Wie immer bei Technologien gibt es auch Risiken, die beim Einsatz der E-Partizipation zu berücksichtigen sind. Dazu zählen insbesondere folgende Herausforderungen:

  • Datenschutz: Im Rahmen von Mitwirkungsprozessen werden oftmals personenbezogene Daten oder sogar besonders schützenswerte Daten erfasst und übermittelt. Der Einsatz von KI-Technologien muss somit unter strengen Berücksichtigung der Datenschutzanforderungen erfolgen. Da aktuell die Verarbeitung über Anbieter der USA erfolgt und die Bearbeitung von schützenswerten Daten oftmals nicht abschliessend geklärt ist, wird der Nutzen von KI zurzeit oftmals eingeschränkt.
  • Falschinterpretationen: Durch eine teilautomatisierte Auswertung können falsche Schlussfolgerungen entstehen. Werden diese nicht kritisch geprüft, können Projekte entgegen den ursprünglichen Stellungnahmen entwickelt werden.
  • KI-generierte Stellungnahmen: Mit künstlicher Intelligenz wird es einfacher, den Mensch zu imitieren. Dies gilt auch bei der Bürgerbeteiligung. Digitale Plattform müssen erkennen, welche Stellungnahmen von echten Menschen erfasst wurden und wo z.B. Bots im Spiel sind, welche bewusst manipulierte Stellungnahmen ins System einschleusen.
  • Tiefe Fehlertoleranz gegenüber Behörden: Führen öffentliche Verwaltungen Dialogprozesse durch, hat die Bevölkerung oftmals gegenüber den Behörden eine geringe Fehlertoleranz. Der Einsatz von experimentellen Technologien wird dadurch erschwert, was die Entwicklung bei der Nutzung der KI behindert.

Digitale Partizipation als Grundlage für KI-Nutzung

Müssen sich Organisationen, die Ihre Anspruchsgruppen einbeziehen möchten, jetzt unmittelbar auf die KI-gestützte Partizipation umsatteln? Aufgrund der rasanten Entwicklung der Technologien und der zahlreichen Risiken ist dies vermutlich zurzeit nicht sinnvoll und teilweise auch rechtlich nicht möglich.

Öffentliche Verwaltungen oder andere Organisationen können sich aber bereits vorbereiten, indem die aktuell oftmals analogen Dialogprozesse mit digitalen Dialogformaten ergänzen.

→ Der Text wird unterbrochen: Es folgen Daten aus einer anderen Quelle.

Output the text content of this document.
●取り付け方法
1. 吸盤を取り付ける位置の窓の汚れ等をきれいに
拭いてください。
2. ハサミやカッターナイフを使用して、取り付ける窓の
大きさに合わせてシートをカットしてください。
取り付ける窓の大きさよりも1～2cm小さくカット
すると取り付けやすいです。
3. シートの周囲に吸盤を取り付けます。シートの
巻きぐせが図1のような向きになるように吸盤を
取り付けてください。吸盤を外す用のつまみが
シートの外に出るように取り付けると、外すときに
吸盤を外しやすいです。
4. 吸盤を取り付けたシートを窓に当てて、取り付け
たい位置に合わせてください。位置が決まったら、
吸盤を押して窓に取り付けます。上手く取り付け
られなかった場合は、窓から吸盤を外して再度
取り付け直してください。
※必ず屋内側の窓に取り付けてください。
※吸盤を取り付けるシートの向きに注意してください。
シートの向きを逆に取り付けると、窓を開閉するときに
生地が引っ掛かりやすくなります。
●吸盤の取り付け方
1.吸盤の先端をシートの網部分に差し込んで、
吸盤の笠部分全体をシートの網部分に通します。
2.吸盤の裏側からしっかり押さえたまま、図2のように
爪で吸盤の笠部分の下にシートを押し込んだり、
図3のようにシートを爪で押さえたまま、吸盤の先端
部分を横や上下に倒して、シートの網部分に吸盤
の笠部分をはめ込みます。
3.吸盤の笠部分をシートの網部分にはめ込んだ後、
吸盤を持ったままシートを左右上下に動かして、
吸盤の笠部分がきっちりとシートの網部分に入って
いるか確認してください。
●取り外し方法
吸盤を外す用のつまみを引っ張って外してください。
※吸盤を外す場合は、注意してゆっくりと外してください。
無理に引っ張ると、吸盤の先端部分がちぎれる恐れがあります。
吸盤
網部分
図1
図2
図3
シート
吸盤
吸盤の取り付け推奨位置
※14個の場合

Denn wenn Stellungnahmen bereits digital durch die Teilnehmenden erfasst werden, können die Rückmeldungen strukturierter ausgewertet und beurteilt werden. Dies ist mit Plattformen wie z. B. der E-Mitwirkung bereits heute möglich und bringt einen grossen Effizienzvorteil mit sich. Die Nutzung von KI-unterstützten Tools ist als Folgeschritt dann einfacher und schneller möglich, da die Daten bereits in digitaler Form vorhanden sind.